Achillée sternutatoire (Achillea ptarmica)

Achillée sternutatoire
(Achillea ptarmica)
L’Achillée sternutatoire, aussi appelée herbe à éternuer, est une plante vivace qui évoque la camomille miniature. Elle pousse naturellement dans les prairies humides et les bords de ruisseaux, où elle forme de beaux massifs discrets. Originaire d’Europe et d’Asie tempérées, elle s’adapte bien aux climats variés et peut même pousser jusqu’à 1800 mètres d’altitude. Son nom évoque une réaction bien connue : elle provoque des éternuements si on en respire la poussière. Mais derrière ce détail amusant se cache une plante aux multiples facettes, botaniquement intéressante et parfois utilisée en phytothérapie.
Description générale
L’Achillée sternutatoire est une vivace herbacée qui se distingue par sa tige dressée et ses feuilles lancéolées. Elle appartient à la famille des Astéracées, comme la camomille ou l’arnica. Cette plante aime les sols frais et riches, souvent présents dans les prairies humides ou les marais. Elle se développe grâce à une souche ligneuse rampante, ce qui lui permet de coloniser localement de petites surfaces. Son port est érigé, et elle peut atteindre jusqu’à un mètre de hauteur selon les conditions.
Son nom scientifique, Achillea ptarmica, vient du grec ancien : ptarmos signifie « éternuement ». Cette appellation fait référence à son effet sur les voies respiratoires. En France, on la retrouve surtout dans les régions du nord et du centre, mais elle est absente du pourtour méditerranéen.

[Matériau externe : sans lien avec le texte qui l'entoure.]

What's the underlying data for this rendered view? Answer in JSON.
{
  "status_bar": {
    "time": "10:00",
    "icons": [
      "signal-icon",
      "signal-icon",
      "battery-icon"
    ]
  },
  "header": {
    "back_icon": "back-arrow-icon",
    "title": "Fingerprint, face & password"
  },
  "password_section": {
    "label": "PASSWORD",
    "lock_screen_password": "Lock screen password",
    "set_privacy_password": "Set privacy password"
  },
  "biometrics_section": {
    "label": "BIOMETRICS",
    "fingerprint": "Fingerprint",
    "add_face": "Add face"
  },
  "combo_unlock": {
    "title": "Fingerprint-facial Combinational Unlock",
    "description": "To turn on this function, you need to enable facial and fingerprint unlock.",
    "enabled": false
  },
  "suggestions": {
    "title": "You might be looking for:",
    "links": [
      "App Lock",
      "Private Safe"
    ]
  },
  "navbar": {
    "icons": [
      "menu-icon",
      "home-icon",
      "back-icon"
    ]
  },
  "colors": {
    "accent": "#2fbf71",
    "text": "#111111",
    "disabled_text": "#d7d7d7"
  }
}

Elle est parfois confondue avec l’achillée millefeuille, mais ses feuilles sont plus étroites et ses capitules plus larges.
Caractéristiques de la plante
- Fleur : capitules blancs en corymbe, rappelant une petite marguerite
- Couleur des fleurs : blanc, parfois avec des ligules crème
- Taille : 30 à 80 cm, parfois jusqu’à 1 mètre
- Répartition : Europe tempérée, Sibérie, Amérique boréale
- Habitat : prairies humides, fossés, bords de ruisseaux, marais
- Floraison : juillet à septembre, parfois jusqu’en octobre
- Fruit : akène sans pappus
- Tige : dressée, striée, parfois ramifiée
- Toxicité : modérée, à éviter en grande quantité
- Type de sol : frais à humide, riche, légèrement acide à neutre
- Humidité du sol : préfère les sols humides
- Origine du nom latin : du grec ptarmos (éternuement)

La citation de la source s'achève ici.